Cuba was “a tiny country surrounded by enemies,” Lee explained. “If only everyone would do a little, the way I do, then we could help Uncle Fidel. With these leaflets I can wake up the American people.”

Marina said sarcastically that she had never seen leaflets passed out except in old movies of the Russian Revolution. It surely would be fascinating to see it happen in real life. “Look at our neighbors,” she said, “the people living all around us. They don’t care about leaflets. They are peace-loving people, busy with their families. They don’t want a revolution. No one does, here. If it’s a revolution you’re waiting for, I tell you, this country isn’t ready for it yet.”

“You’re right,” Lee sighed. “I ought to have been born in some other era, much sooner or much later than I was.” “I know, but you were born now,” Marina said. “Better forget the whole thing.” Lee added that he had no desire to be like their neighbors. “They’re petty bourgeois. I’m not interested in the stupid things they care about.”

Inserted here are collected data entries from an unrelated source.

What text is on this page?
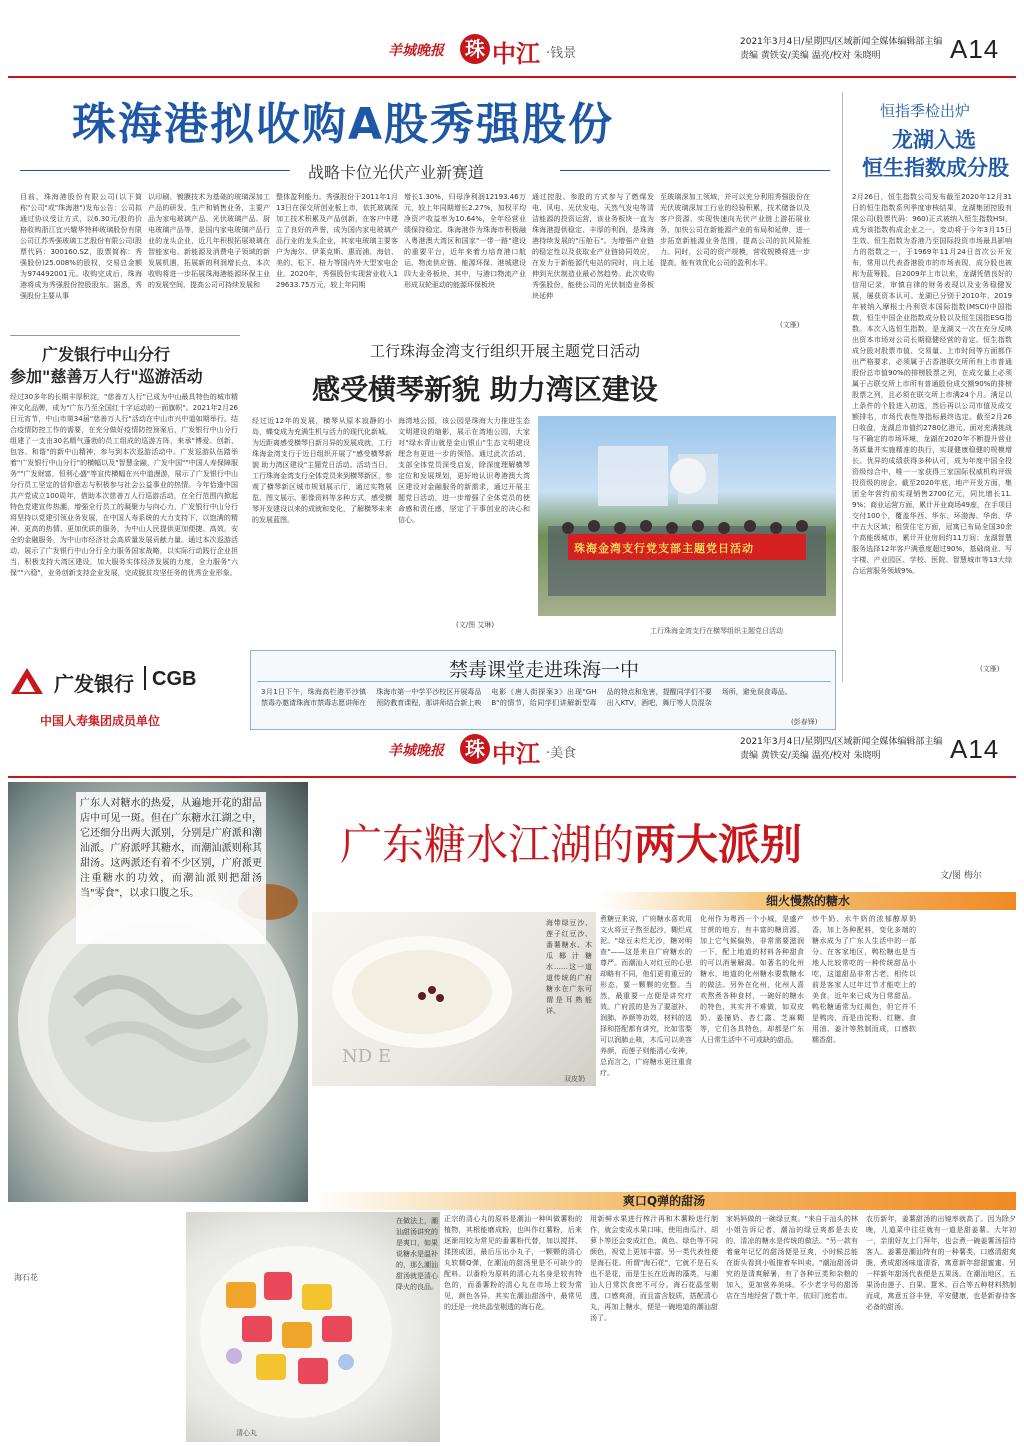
羊城晚报 珠 中江 ·钱景
2021年3月4日/星期四/区域新闻全媒体编辑部主编
责编 黄铁安/美编 温亮/校对 朱晓明	A14
珠海港拟收购A股秀强股份
战略卡位光伏产业新赛道
目前，珠海港股份有限公司(以下简称"公司"或"珠海港")发布公告：公司拟通过协议受让方式，以6.30元/股的价格收购浙江宜兴耀华特种玻璃股份有限公司江苏秀强玻璃工艺股份有限公司(股票代码：300160.SZ，股票简称：秀强股份)25.008%的股权，交易总金额为974492001元。收购完成后，珠海港将成为秀强股份控股股东。据悉，秀强股份主要从事
以印刷、镀膜技术为基础的玻璃深加工产品的研发、生产和销售业务，主要产品为家电玻璃产品、光伏玻璃产品、厨电玻璃产品等，是国内家电玻璃产品行业的龙头企业，近几年积极拓展玻璃在智能家电、新能源及消费电子领域的新发展机遇，拓展新的利润增长点，本次收购将进一步拓展珠海港能源环保主业的发展空间，提高公司可持续发展和
整体盈利能力。秀强股份于2011年1月13日在深交所创业板上市，依托玻璃深加工技术积累及产品创新，在客户中建立了良好的声誉，成为国内家电玻璃产品行业的龙头企业，其家电玻璃主要客户为海尔、伊莱克斯、惠而浦、海信、美的、松下、格力等国内外大型家电企业。2020年，秀强股份实现营业收入129633.75万元，较上年同期
增长1.30%，归母净利润12193.46万元，较上年同期增长2.27%，加权平均净资产收益率为10.64%，全年经营业绩保持稳定。珠海港作为珠海市积极融入粤港澳大湾区和国家"一带一路"建设的重要平台，近年来着力培育港口航运、物流供应链、能源环保、港城建设四大业务板块，其中，与港口物流产业形成双轮驱动的能源环保板块
通过控股、参股的方式参与了燃煤发电、风电、光伏发电、天然气发电等清洁能源的投资运营，该业务板块一直为珠海港提供稳定、丰厚的利润，是珠海港持续发展的"压舱石"。为增强产业链的稳定性以及获取业产业链协同效应，在发力于新能源代电站的同时，向上延伸到光伏制造业最必然趋势。此次收购秀强股份，能使公司的光伏制造业务板块延伸
至玻璃深加工领域，并可以充分利用秀强股份在光伏玻璃深加工行业的经验积累，技术储备以及客户资源，实现快速向光伏产业链上游拓展业务，加快公司在新能源产业的布局和延伸，进一步拓宽新能源业务范围，提高公司的抗风险能力。同时，公司的资产规模，营收规模将进一步提高，能有效优化公司的盈利水平。
(文雁)
恒指季检出炉
龙湖入选
恒生指数成分股
2月26日，恒生指数公司发布截至2020年12月31日的恒生指数系列季度审核结果，龙湖集团控股有限公司(股票代码：960)正式被纳入恒生指数HSI，成为该指数构成企业之一，变动将于今年3月15日生效。恒生指数为香港乃至国际投资市场最具影响力的指数之一，于1969年11月24日首次公开发布，常用以代表香港股市的市场表现，成分股也被称为蓝筹股。自2009年上市以来，龙湖凭借良好的信用记录，审慎自律的财务表现以及业务稳健发展，屡获资本认可。龙湖已分别于2010年、2019年被纳入摩根士丹利资本国际指数(MSCI)中国指数，恒生中国企业指数成分股以及恒生国指ESG指数。本次入选恒生指数，是龙湖又一次在充分反映出资本市场对公司长期稳健经营的肯定。恒生指数成分股对股票市值、交易量、上市时间等方面都作出严格要求，必须属于占香港联交所所有上市普通股份总市值90%的排榜股票之列，在成交量上必须属于占联交所上市所有普通股份成交额90%的排榜股票之列，且必须在联交所上市满24个月。满足以上条件的个股进入初选，然后再以公司市值及成交额排名，市场代表性等指标最终选定。截至2月26日收盘，龙湖总市值约2780亿港元。面对充满挑战与不确定的市场环境，龙湖在2020年不断提升营业务质量并实施精准的执行，实现健康稳健的规模增长。优异的成绩获得多种认可，成为年度中国全投资级综合中，唯一一家获得三家国际权威机构评级投资级的房企。截至2020年底，地产开发方面，集团全年营约前实现销售2700亿元，同比增长11.9%；商业运营方面，累计开业商场49座，在手项目交付100个，覆盖华西、华东、环渤海、华南、华中五大区域；租赁住宅方面，冠寓已布局全国30余个高能级城市，累计开业房间约11万间；龙湖智慧服务选择12年客户满意度超过90%，基础商业、写字楼、产业园区、学校、医院、智慧城市等13大综合运营服务领域9%。
(文雁)
广发银行中山分行
参加"慈善万人行"巡游活动
经过30多年的长期丰厚积淀，"慈善万人行"已成为中山最具特色的城市精神文化品牌，成为"广东乃至全国红十字运动的一面旗帜"。2021年2月26日元宵节，中山市第34届"慈善万人行"活动在中山市兴中道如期举行。结合疫情防控工作的需要，在充分做好疫情防控预案后，广发银行中山分行组建了一支由30名精气蓬勃的员工组成的巡游方阵，来承"博爱、创新、包容、和谐"的新中山精神，参与到本次巡游活动中。广发巡游队伍踏举着"广发银行中山分行"的横幅以及"智慧金融，广发中国""中国人寿保障服务""广发财富，恒利心盛"等宣传横幅在兴中道漫游，展示了广发银行中山分行员工坚定的信仰意志与积极参与社会公益事业的热情。今年恰逢中国共产党成立100周年，借助本次慈善万人行巡游活动，在全行范围内掀起特色党建宣传热潮，增强全行员工的凝聚力与向心力，广发银行中山分行将坚持以党建引领业务发展，在中国人寿系统的大力支持下，以饱满的精神、更高的热情、更加优质的服务，为中山人民提供更加便捷、高效、安全的金融服务，为中山市经济社会高质量发展贡献力量。通过本次巡游活动，展示了广发银行中山分行全力服务国家战略，以实际行动践行企业担当，积极支持大湾区建设，加大服务实体经济发展的力度，全力服务"六保""六稳"，业务创新支持企业发展，完成脱贫攻坚任务的优秀企业形象。
广发银行 CGB
中国人寿集团成员单位
工行珠海金湾支行组织开展主题党日活动
感受横琴新貌 助力湾区建设
经过近12年的发展，横琴从原本寂静的小岛，蝶变成为充满生机与活力的现代化新城。为近距离感受横琴日新月异的发展成就，工行珠海金湾支行于近日组织开展了"感受横琴新貌 助力湾区建设"主题党日活动。活动当日，工行珠海金湾支行全体党员来到横琴新区，参观了横琴新区城市规划展示厅，通过实物展览、图文展示、影像资料等多种方式，感受横琴开发建设以来的成就和变化，了解横琴未来的发展蓝图。
海湾地公园，该公园是珠海大力推进生态文明建设的缩影，展示在湾地公园，大家对"绿水青山就是金山银山"生态文明建设理念有更进一步的领悟。通过此次活动，支部全体党员深受启发，除深度理解横琴定位和发展规划，更好地认识粤港澳大湾区建设对金融服务的新需求，通过开展主题党日活动，进一步增强了全体党员的使命感和责任感，坚定了干事创业的决心和信心。
(文/图 艾琳)
珠海金湾支行党支部主题党日活动
工行珠海金湾支行在横琴组织主题党日活动
禁毒课堂走进珠海一中
3月1日下午，珠海高栏港平沙镇禁毒办邀请珠海市禁毒志愿讲师在珠海市第一中学平沙校区开展毒品预防教育课程，那讲师结合新上映电影《唐人街探案3》出现"GHB"的情节，给同学们讲解新型毒品的特点和危害，提醒同学们不要出入KTV，酒吧，舞厅等人员混杂场所，避免误食毒品。
(彭春锋)
羊城晚报 珠 中江 ·美食
2021年3月4日/星期四/区域新闻全媒体编辑部主编
责编 黄铁安/美编 温亮/校对 朱晓明	A14
广东人对糖水的热爱，从遍地开花的甜品店中可见一斑。但在广东糖水江湖之中，它还细分出两大派别，分别是广府派和潮汕派。广府派呼其糖水，而潮汕派则称其甜汤。这两派还有着不少区别，广府派更注重糖水的功效，而潮汕派则把甜汤当"零食"，以求口腹之乐。
海石花
广东糖水江湖的两大派别
文/图 梅尔
细火慢熬的糖水
ND E
双皮奶
海带绿豆沙、莲子红豆沙、番薯糖水、木瓜椰汁糖水……这一道道传统的广府糖水在广东可谓是耳熟能详。
煮糖豆来说，广府糖水喜欢用文火将豆子熬至起沙，糊烂成泥。"绿豆未烂无沙，糖对明查"——这是来自广府糖水的尊严。而潮汕人对红豆的心思却略有不同，他们更看重豆的形态，要一颗颗的完整。当然，最重要一点便是讲究疗效。广府派的是为了要滋补、润肺、养颜等功效，材料的选择和搭配都有讲究，比如雪梨可以润肺止咳，木瓜可以美容养颜，而莲子则能清心安神，总而言之，广府糖水更注重食疗。
化州作为粤西一个小城，是盛产甘蔗的地方，有丰富的糖资源，加上它气候偏热，非常需要滋润一下，配上地道的材料各种甜食的可以消暑解渴。如著名的化州糖水，地道的化州糖水要数糖水的做法。另外在化州，化州人喜欢熬煮各种食材，一碗好的糖水的特色，其实并不难做，如双皮奶、姜撞奶、杏仁露、芝麻糊等，它们各具特色，却都是广东人日常生活中不可或缺的甜品。
炒牛奶、水牛奶的浓郁醇厚奶香，加上各种配料，变化多端的糖水成为了广东人生活中的一部分。在客家地区，鸭松糖也是当地人比较常吃的一种传统甜品小吃，这道甜品非常古老，相传以前是客家人过年过节才能吃上的美食，近年来已成为日常甜品。鸭松糖通常为红褐色，但它并不是鸭肉，而是由淀粉、红糖、食用油、姜汁等熬制而成，口感软糯香甜。
爽口Q弹的甜汤
清心丸
在做法上，潮汕甜汤讲究的是爽口，如果说糖水是温补的，那么潮汕甜汤就是清心降火的良品。
正宗的清心丸的原料是潮汕一种叫做薯粉的植物，其根能磨成粉，也叫作红薯粉，后来逐渐用较为常见的番薯粉代替，加以搅拌、揉搓成团，最后压出小丸子，一颗颗的清心丸软糯Q弹，在潮汕的甜汤里是不可缺少的配料。以番粉为原料的清心丸名身是较有特色的，而番薯粉的清心丸在市场上较为常见，颜色各异，其实在潮汕甜汤中，最常见的还是一块块晶莹剔透的海石花。
用新鲜水果进行榨汁再和木薯粉进行制作，就会变成水果口味，使用南瓜汁、胡萝卜等还会变成红色、黄色、绿色等不同颜色，视觉上更加丰富。另一类代表性便是海石花。所谓"海石花"，它就不是石头也不是花，而是生长在近海的藻类，与潮汕人日常饮食密不可分。海石花晶莹剔透，口感爽滑，而且富含胶质，搭配清心丸，再加上糖水，便是一碗地道的潮汕甜汤了。
家妈妈做的一碗绿豆爽。"来自于汕头的林小姐告诉记者，潮汕的绿豆爽都是去皮的，清凉的糖水是传统的做法。"另一款有着童年记忆的甜汤便是豆爽，小时候总能在街头看到小贩推着车叫卖。"潮汕甜汤讲究的是清爽解暑，有了各种豆类和杂粮的加入，更加营养美味。不少老字号的甜汤店在当地经营了数十年，依旧门庭若市。
农历新年，姜薯甜汤的出镜率就高了。因为除夕晚，儿道菜中往往就有一道是甜姜薯。大年初一，亲朋好友上门拜年，也会煮一碗姜薯汤招待客人。姜薯是潮汕特有的一种薯类，口感清甜爽脆，煮成甜汤味道清香，寓意新年甜甜蜜蜜。另一样新年甜汤代表便是五果汤。在潮汕地区，五果汤由莲子、白果、薏米、百合等五种材料熬制而成，寓意五谷丰登，平安健康，也是新春待客必备的甜汤。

Marina did not mention the obvious—that he ought to be out looking for work rather than spending the little money they had on guns and leaflets and fines. But she did say, “Poor great man sits here all by himself. He’s part of a great cause, and yet he has nothing to eat. Nobody sees that he’s a genius.”

“You laugh now,” Lee said to her. “But in twenty years, when I’m prime minister, we’ll see how you laugh then.”

Their conversations went on like this for weeks, and it seemed there was nothing Marina could say to convince her husband that he was only an ordinary person. Her efforts were further subverted by the letter Lee received in early August from Arnold Johnson of the Information and Lecture Bureau of the Communist Party. Perfunctory as it was, this letter, together with Vincent Lee’s letter of May 29, contributed, Marina thinks, to Lee’s feeling that he was a great man—a man of loftier concerns than the common herd.

“Okay,” she said to him, as he was stamping leaflets one night. “So you take two hundred of these things. You go out on the street and give them to people. They toss them away. Has one person come to you as a result of them? People don’t care about that here.”